Daniel Boccato and Loup Sarion: Cannibal Valley

M+is pleased to present Cannibal Valley, an exhibition of new works by Daniel Boccato and Loup Sarion, the artists’ first exhibition with the gallery and in Los Angeles. The exhibition runs from September 14 through November 9, 2019, with an opening reception on Saturday, September 14 from 6 to 8 pm.

 
Cannibal Valley brings together the sculptural objects of Loup Sarion and Daniel Boccato, united by the artists’ collaborative friendship and interest in abstract figurative forms.

 
On view in the first room are Sarion’s oversized wall-mounted tongues, made of fiberglass and coated with a mixture of resin and pigment. The tongues protrude from a fence of plywood boards that line the walls, which give a skin, an epidermis to the space. Sarion gives careful consideration to material surface and color for each tongue, offering a painterly topography of abstract patches and spots. Each one exclaims its ties to the visceral body as well as to the intimacy of language; a tongue is the thing that determines fundamental differences in taste and is the organ with which we speak, love, kiss and experience sensuality.


Also on view are new works from Daniel Boccato’s faceworks series—wall-mounted, monochromatic sculptures of caricatured expressions. The resulting shapes are made from molds using commonplace materials such as cardboard, sticky tape and tarp, and then cast in epoxy, fiberglass and resin. Their contours and lines suggest cartoon-like faces, with the surfaces bearing wrinkles and protrusions. These works appeal and call attention to one’s tendency to anthropomorphize objects and patterns, and to the dissonance that occurs when trying to register fragmented facial parts. Exploring the relationship between abstraction and figuration, they challenge the spectator's impulses to label, declare, categorize and differentiate.

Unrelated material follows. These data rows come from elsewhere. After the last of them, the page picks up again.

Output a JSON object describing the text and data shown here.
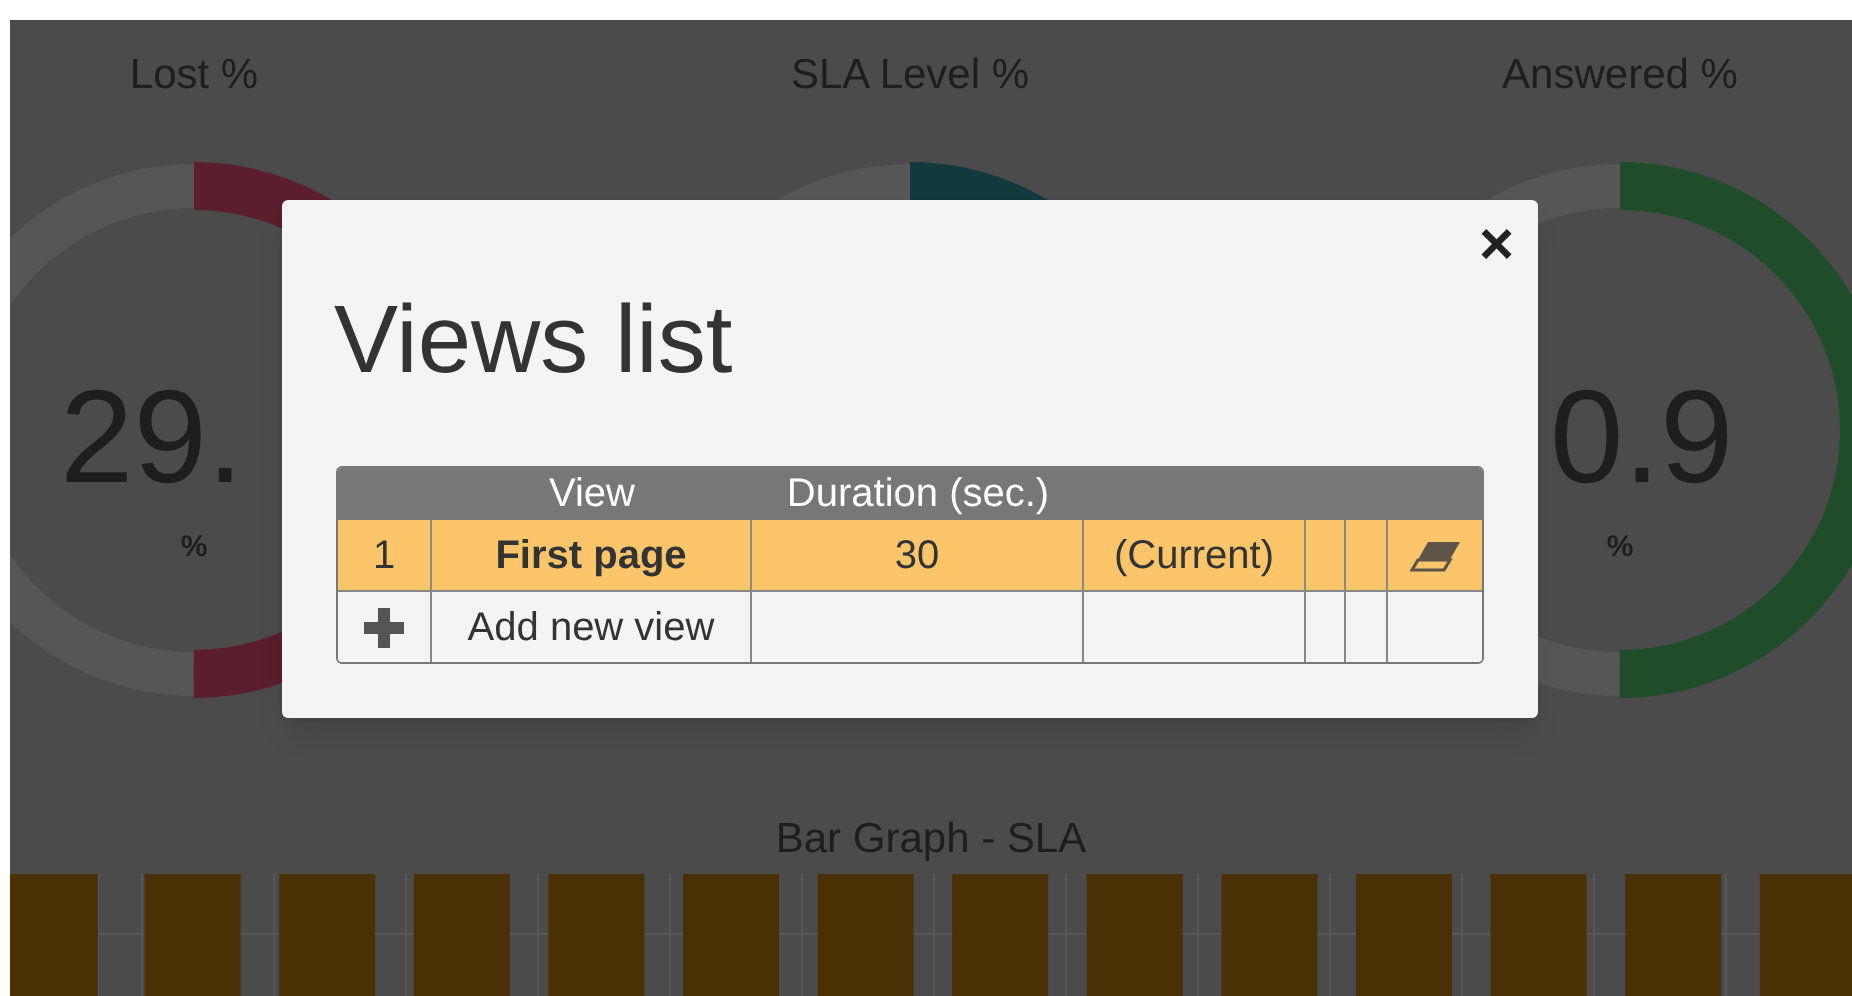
{
  "gauges": [
    {
      "title": "Lost %",
      "value": "29.",
      "unit": "%",
      "color": "#5a1e2e"
    },
    {
      "title": "SLA Level %",
      "color": "#12393c"
    },
    {
      "title": "Answered %",
      "value": "0.9",
      "unit": "%",
      "color": "#1f4d2a"
    }
  ],
  "bar_graph": {
    "title": "Bar Graph - SLA"
  },
  "dialog": {
    "title": "Views list",
    "close": "×",
    "columns": [
      "",
      "View",
      "Duration (sec.)",
      "",
      "",
      "",
      ""
    ],
    "rows": [
      {
        "index": "1",
        "view": "First page",
        "duration": "30",
        "status": "(Current)",
        "selected": true
      }
    ],
    "add_row": {
      "label": "Add new view"
    }
  }
}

Looking after the faceworks is a grouping of Boccato’s concrete cast lion sculptures. Harkening as much to the European classical tradition as to garden ornamentation, these new lionworks depict the animals as gatekeepers or divine guardians of the space, seated and gazing out at the viewer. Each lion is elevated off the floor, placed atop a ready-made element such as a dishwasher or flatscreen tv that serves as a pedestal. With their presence, the gallery space is transformed into something more indeterminate and unconventional.

 

Daniel Boccato (b. 1991, São Paulo, Brazil) received his BFA from The Cooper Union School of Art, New York in 2014. Boccato’s recent solo exhibitions include stone soap glory at Mister Fahrenheit, New York; stiff neck garden, Berthold Pott, Cologne; fly like an eagle, Ribot Gallery, Milan; gatekeeper, Tabacalera, Madrid; and nut, nuts, nut job, Sorry We’re Closed, Brussels. Boccato’s work is featured regularly in group exhibitions, including recent shows at Carl Kostyál, London; Musée & Jardins Van Buuren, Brussels; Art Academy of Cincinnati, OH; The Journal Gallery, New York; and White Columns, New York. Daniel Boccato lives and works in New York.


Loup Sarion (b. 1987, Toulouse, France) studied at Beaux arts de Paris (2010-2015) and The Cooper Union School of Art, New York (2013). Recent solo and duo exhibitions include: Milch in meinen augen, Kunstverein Heppenheim, Germany; Tuff Titties, Sorry We’re Closed, Brussels (with Al Freeman); Chapo, C L E A R I N G, New York (with Harold Ancart); Everybody is somebody’s secret, Berthold Pott, Cologne; Smooth like an alibi, Formatocomodo, Madrid; Langue Pendue, SpazioA, Pistoia, Italy. Recent group exhibitions include: Malmö Sessions, Sweden; Galleria Continua, Les Moulins, France; NOIRE gallery, Milan, Italy; Espace 251 Nord, Liège, Belgium. Loup Sarion lives and works in New York.